Take for example a scenario that I once encountered myself - the resolution of content issues with things we publish on docs.microsoft.com. I’ve noticed that one particular repository had a lot of issues that kept being merged into the
live branch, therefore making broken content available to external customers. Nobody wants to deal with issues in production, especially issues that can be prevented, so my first hunch was to put in place the two-key rule. If the content needs to be live, two people need to sign-off on the quality of said content before the pull request (PR) to be merged. In theory, this should have guaranteed that people that sign off on the quality of the PR would also check the content and ensure that nothing is wrong. That did not work. All it did was create overhead in people now emailing other people to approve the PR daily. Instead of having one problem, I created another one that someone else now needed to deal with.
So, what could I have done differently? For starters, the problem here is the lack of tools that can help prevent an error. It’s not the human who’s at fault - nobody maliciously tried to merge a bad PR, there just wasn’t enough testing in place to ensure that issues are caught early. Besides, a lot of the PRs in question have thousands of lines of content changed - I am not aware of a single human being who can validate that in a reasonable time and with good outcomes.
Impulse decisions on problem mitigation might help you in the short-term but will not scale. When it comes to decision around product and its success or velocity, hard controls cannot replace training and tools in place. The goal is to empower people to focus on their main jobs with minimal risk of failure that can be reliably prevented automatically. What this means is that to properly assess a problem, you need to understand at what stage the failure occurred, and how you can help prevent it in a way that does not cause more hassle than the problem itself.
That can be done in two ways - training and tooling.
By far, the most important aspect of ensuring that failures occur less is to train your staff. Help them understand how to check when things are off and need review. Yes, the learning is often times post-factum, but it’s nonetheless very effective. When you train your staff, you have the opportunity to showcase both best practices as well as potential pitfalls that sometimes are hard to catch for someone that does not have the experience to do that. If someone on your team did not sync with the design crew before throwing their feature into the planning pool, it’s likely much better to simply have a training sessions for your PMs discussing the process, rather than instituting a process in which there is a mandatory formal pre-review with the design team.
Training is also relatively inexpensive to do - your investment is time. It’s an investment with a high return.

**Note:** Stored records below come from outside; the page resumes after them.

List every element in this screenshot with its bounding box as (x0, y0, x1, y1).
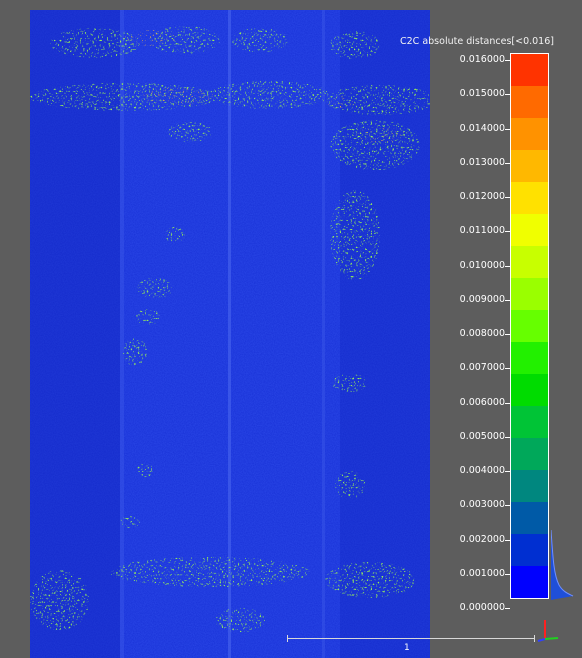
color-scale-tick-label: 0.000000 (459, 602, 505, 613)
color-scale-tick-label: 0.003000 (459, 499, 505, 511)
color-scale-segment (511, 118, 548, 150)
color-scale-tick-mark (505, 265, 510, 267)
color-scale-segment (511, 278, 548, 310)
color-scale-tick-mark (505, 60, 510, 61)
color-scale-segment (511, 150, 548, 182)
color-scale-bar (510, 53, 549, 599)
color-scale-segment (511, 502, 548, 534)
color-scale-tick-mark (505, 471, 510, 472)
color-scale-segment (511, 438, 548, 470)
color-scale-segment (511, 310, 548, 342)
color-scale-segment (511, 182, 548, 214)
color-scale-tick-label: 0.009000 (459, 293, 505, 305)
color-scale-tick-mark (505, 368, 510, 370)
scalar-field-title: C2C absolute distances[<0.016] (400, 36, 554, 47)
scale-bar (287, 635, 535, 642)
color-scale-segment (511, 374, 548, 406)
color-scale-tick-mark (505, 402, 510, 404)
color-scale-tick-mark (505, 505, 510, 507)
scale-bar-label: 1 (404, 643, 410, 653)
color-scale-tick-label: 0.011000 (459, 225, 505, 237)
color-scale-segment (511, 566, 548, 598)
color-scale-tick-label: 0.012000 (459, 191, 505, 202)
color-scale-segment (511, 534, 548, 566)
color-scale-tick-label: 0.016000 (459, 54, 505, 65)
color-scale-tick-label: 0.015000 (459, 88, 505, 100)
color-scale-segment (511, 470, 548, 502)
color-scale-tick-label: 0.001000 (459, 567, 505, 579)
color-scale-tick-mark (505, 299, 510, 301)
histogram-curve (551, 530, 574, 600)
color-scale-segment (511, 54, 548, 86)
color-scale-tick-label: 0.007000 (459, 362, 505, 374)
color-scale-tick-mark (505, 539, 510, 541)
color-scale-tick-mark (505, 608, 510, 609)
color-scale-tick-label: 0.006000 (459, 396, 505, 408)
color-scale-tick-mark (505, 162, 510, 164)
color-scale-tick-label: 0.013000 (459, 156, 505, 168)
axis-trihedron-icon (537, 620, 559, 642)
color-scale-tick-label: 0.005000 (459, 430, 505, 442)
color-scale-segment (511, 406, 548, 438)
color-scale-tick-mark (505, 128, 510, 130)
color-scale-tick-label: 0.010000 (459, 259, 505, 271)
color-scale-tick-label: 0.004000 (459, 465, 505, 476)
color-scale-tick-label: 0.008000 (459, 328, 505, 339)
color-scale-segment (511, 246, 548, 278)
color-scale-segment (511, 342, 548, 374)
color-scale-tick-mark (505, 334, 510, 335)
color-scale-tick-mark (505, 436, 510, 438)
color-scale-tick-label: 0.002000 (459, 533, 505, 545)
color-scale-tick-mark (505, 231, 510, 233)
color-scale-tick-mark (505, 94, 510, 96)
color-scale-tick-label: 0.014000 (459, 122, 505, 134)
color-scale-tick-mark (505, 197, 510, 198)
color-scale-segment (511, 86, 548, 118)
color-scale-tick-mark (505, 573, 510, 575)
color-scale-segment (511, 214, 548, 246)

The question you can ask yourself is “How can I leverage various tools to enable others to do their jobs in the best way possible?” Notice that I am not putting an emphasis on any particular part of the process - the tools can span areas and responsibilities. This can be anything around automation, validation, authoring and others. Absolutely anything that the product team might be involved in can be in some shape formalized that the process is not something that slows the team down but rather increases velocity because now you have a much more robust pipeline in getting things done. This goes hand-in-hand with good training - you still need to explain how different pieces of the puzzle work together, and why those are in place, but once again - it’s relatively cheap compared to dealing with constant failures that are the result of preventable causes.
Rather than creating artificial barriers to solve a problem, reverse the frame of thinking - what barriers can you remove in the way of shipping a quality product, while simultaneously empowering your team to make decisions in a way that reduce the probability of error. This is easy to fix, compared to fixing a broken product.